The following Deep Dive offers study insights into how restaurants’ engagement and ordering strategies have affected their performance since the pandemic began. It also suggests how these strategies can be tailored to better serve consumers in a digital-first economy that prizes speed and convenience.

The Winning Combo For Restaurants

The restaurant industry has been one of those hardest-hit by the pandemic, with capacity restrictions and widespread closures initially bringing business to a halt for many that depended on brick-and-mortar sales. An estimated 4 in 10 restaurants have experienced declining revenues since the start of the crisis, and the figure is even higher for those generating lower AUVs: PYMNTS research showed that 60 percent of restaurants with AUVs of less than $250,000 have seen a drop in sales since then, while those with AUVs of more than $1 million have managed to fare better, with 32 percent seeing their revenues dip during this time frame.

Many restaurants that have survived — or even thrived — during the crisis did so by adapting to offer their customers digital ordering and purchasing options. Our survey revealed that 23 percent of all restaurants have found their customers engaging more with their online and digital channels now than they did before the pandemic.

Some restaurants have clearly succeeded better than others in making the shift to eCommerce, however. The study showed that 56 percent of restaurants whose customers used mobile ordering features, in particular, actually experienced increased revenues since the pandemic began, and only 13 percent of these restaurants saw revenues decline. Mobile order-ahead and loyalty rewards programs, in fact, were the two most common features that set top-performing restaurants apart from their competitors, with nearly 92 percent of all top performers offering some blending of the two.
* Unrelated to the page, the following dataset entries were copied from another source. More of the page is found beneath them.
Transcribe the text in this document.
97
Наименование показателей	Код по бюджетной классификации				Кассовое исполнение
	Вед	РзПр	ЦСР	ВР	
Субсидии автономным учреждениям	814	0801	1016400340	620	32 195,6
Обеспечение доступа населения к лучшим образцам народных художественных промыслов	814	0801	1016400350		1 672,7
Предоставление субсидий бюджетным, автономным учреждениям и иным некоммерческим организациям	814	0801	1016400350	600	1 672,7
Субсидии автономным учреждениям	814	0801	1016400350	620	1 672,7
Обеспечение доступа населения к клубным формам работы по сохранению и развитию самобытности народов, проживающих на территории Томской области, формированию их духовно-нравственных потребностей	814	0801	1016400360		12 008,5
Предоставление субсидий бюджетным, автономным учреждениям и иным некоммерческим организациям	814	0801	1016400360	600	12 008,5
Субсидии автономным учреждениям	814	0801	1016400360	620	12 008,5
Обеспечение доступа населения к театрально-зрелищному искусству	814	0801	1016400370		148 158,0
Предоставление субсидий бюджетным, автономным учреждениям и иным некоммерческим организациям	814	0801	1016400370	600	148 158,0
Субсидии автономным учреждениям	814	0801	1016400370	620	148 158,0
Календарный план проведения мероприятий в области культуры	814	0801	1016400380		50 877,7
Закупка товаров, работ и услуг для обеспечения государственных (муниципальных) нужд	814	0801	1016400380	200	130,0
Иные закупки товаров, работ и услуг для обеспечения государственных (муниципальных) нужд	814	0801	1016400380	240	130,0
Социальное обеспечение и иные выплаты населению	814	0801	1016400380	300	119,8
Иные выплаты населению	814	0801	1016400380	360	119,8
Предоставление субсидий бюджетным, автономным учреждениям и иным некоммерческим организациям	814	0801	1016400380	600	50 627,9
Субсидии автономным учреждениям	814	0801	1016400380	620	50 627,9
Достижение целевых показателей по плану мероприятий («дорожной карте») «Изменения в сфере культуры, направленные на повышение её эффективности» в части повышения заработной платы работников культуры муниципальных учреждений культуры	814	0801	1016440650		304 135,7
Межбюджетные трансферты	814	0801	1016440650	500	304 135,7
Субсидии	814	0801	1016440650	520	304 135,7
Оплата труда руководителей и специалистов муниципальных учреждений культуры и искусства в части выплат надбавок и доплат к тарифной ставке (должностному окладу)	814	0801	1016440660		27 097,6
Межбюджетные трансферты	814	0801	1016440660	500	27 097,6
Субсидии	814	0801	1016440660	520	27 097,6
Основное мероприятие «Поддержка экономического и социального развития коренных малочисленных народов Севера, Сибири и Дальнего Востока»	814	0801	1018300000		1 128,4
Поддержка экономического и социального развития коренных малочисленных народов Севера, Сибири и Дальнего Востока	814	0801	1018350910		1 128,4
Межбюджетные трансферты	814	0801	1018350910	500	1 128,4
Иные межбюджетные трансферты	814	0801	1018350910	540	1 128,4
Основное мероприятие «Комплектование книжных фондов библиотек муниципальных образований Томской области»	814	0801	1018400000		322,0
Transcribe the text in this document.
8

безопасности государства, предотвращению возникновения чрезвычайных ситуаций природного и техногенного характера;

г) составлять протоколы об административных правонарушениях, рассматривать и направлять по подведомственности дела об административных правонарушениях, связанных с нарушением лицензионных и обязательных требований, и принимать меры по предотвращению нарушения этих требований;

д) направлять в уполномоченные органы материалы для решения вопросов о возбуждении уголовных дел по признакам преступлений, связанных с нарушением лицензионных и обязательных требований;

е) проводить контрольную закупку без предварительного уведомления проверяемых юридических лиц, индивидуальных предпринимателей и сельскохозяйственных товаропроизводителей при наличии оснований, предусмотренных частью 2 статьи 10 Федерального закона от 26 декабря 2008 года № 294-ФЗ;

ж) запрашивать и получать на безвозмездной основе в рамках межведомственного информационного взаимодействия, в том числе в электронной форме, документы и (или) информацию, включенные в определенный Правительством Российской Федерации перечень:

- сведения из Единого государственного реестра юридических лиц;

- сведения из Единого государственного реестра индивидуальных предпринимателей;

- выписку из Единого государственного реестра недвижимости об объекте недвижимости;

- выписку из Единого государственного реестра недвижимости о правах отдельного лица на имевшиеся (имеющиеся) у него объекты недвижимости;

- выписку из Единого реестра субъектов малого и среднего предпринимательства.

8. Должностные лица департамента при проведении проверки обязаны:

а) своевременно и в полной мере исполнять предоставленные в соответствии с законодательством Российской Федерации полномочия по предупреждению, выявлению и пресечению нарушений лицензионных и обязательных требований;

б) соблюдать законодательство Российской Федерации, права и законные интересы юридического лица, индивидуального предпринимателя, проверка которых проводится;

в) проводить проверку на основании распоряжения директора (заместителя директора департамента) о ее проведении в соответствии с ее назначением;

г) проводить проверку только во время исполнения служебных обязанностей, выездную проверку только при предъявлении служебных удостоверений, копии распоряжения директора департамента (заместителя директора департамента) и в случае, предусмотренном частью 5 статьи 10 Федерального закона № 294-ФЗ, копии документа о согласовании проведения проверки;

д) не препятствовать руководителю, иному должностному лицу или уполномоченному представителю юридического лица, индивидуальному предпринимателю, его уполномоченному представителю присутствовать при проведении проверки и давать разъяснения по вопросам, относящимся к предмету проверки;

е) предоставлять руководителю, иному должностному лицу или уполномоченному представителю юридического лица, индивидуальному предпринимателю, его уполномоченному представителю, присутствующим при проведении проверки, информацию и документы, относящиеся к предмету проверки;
Only 31 percent and 21 percent of bottom performers, in stark contrast, offered mobile and rewards, respectively.

Nearly all top performers offered other significant features as well, including online ordering via website, as opposed to mobile, and curbside pickup — highly desirable options for consumers wishing to keep their distance from staff members. The two standout features of mobile and loyalty rewards, however, appear to be a winning combination for restaurants seeking to maximize their engagement strategies.
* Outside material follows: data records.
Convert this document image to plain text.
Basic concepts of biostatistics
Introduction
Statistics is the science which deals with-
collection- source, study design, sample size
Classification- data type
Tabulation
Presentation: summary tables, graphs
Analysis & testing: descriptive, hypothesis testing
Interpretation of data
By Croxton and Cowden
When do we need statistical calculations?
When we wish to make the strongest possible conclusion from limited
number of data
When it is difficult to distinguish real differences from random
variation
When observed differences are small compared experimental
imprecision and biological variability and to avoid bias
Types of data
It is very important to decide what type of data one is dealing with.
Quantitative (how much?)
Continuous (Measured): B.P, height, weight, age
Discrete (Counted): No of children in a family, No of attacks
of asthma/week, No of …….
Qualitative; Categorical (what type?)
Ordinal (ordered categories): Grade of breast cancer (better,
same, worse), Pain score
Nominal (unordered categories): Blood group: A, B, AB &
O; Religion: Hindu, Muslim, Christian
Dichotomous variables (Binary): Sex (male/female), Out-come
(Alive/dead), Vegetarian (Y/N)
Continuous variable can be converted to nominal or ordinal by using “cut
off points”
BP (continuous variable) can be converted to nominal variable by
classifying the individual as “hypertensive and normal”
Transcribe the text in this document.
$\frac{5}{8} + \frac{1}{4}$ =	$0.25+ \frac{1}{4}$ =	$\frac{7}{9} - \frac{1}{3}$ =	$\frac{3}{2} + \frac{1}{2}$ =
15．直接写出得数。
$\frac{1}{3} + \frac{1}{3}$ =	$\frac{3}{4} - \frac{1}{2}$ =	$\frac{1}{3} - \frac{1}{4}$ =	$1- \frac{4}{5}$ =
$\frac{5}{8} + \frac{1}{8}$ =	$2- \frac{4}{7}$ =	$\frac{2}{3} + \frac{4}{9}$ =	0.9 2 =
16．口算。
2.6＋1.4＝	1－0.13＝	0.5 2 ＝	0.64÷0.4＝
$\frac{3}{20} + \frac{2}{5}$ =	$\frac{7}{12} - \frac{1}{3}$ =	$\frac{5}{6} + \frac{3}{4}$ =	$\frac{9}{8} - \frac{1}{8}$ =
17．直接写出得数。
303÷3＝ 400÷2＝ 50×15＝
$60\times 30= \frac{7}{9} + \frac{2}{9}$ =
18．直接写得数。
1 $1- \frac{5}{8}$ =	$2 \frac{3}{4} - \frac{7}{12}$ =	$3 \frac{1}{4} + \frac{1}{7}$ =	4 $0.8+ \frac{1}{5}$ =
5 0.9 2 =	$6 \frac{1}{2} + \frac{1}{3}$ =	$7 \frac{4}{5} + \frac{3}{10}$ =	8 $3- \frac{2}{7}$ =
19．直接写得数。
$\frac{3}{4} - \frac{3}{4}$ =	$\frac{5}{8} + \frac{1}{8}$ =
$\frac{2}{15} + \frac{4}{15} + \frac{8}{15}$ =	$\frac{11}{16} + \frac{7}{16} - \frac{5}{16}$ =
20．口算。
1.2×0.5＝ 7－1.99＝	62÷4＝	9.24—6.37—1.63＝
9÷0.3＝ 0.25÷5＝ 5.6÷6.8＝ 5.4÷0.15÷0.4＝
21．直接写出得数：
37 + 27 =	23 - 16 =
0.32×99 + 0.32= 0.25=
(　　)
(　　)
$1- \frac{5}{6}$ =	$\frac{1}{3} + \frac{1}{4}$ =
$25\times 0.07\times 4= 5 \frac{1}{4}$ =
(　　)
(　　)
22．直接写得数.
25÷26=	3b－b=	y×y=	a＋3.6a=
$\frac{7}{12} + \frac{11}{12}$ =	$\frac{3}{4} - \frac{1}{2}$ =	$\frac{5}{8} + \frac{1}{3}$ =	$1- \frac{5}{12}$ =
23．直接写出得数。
Closing The Loyalty Program Disconnect

Loyalty and rewards programs turn out to be the most important ordering feature for encouraging customers to increase their spending. Survey findings indicate that 39 percent of all restaurant customers would be enticed to spend more on their food purchases if their restaurants offered loyalty and rewards programs.

Nearly 40 percent of all restaurants do not offer these features, however, and such perks are even scarcer among restaurants that generate less than $1 million in AUV — those that stand to benefit most amid the economic downturn.

One of the reasons more restaurants do not offer loyalty and rewards programs appears to be a lack of recognition that customers want them. Our findings show that 51 percent of customers think these programs would improve restaurants’ offerings, but fewer than one-third of restaurant managers agree.

That is not the only issue dividing customers and managers, either: Just 19 percent of consumers believe self-service kiosks will be key for restaurants going forward, while 37 percent of restaurant managers are convinced they are the way to go. These results indicate a critical disconnect between managers’ priorities and what consumers truly want from their ordering experiences.

Mandated closures and capacity limits have permanently altered the restaurant industry landscape, but they are not projected to cause the sector’s death. Many businesses stepped up — some seemingly overnight — to make digital upgrades and improve pickup and delivery options at a time when indoor dining was not possible. The pressure is on now for quick-service restaurants (QSRs) to adopt or expand mobile channels and to pay close attention to what customers want. Eateries that fail to offer rewards programs and seamless mobile ordering will have a more difficult time not only being successful but also remaining open.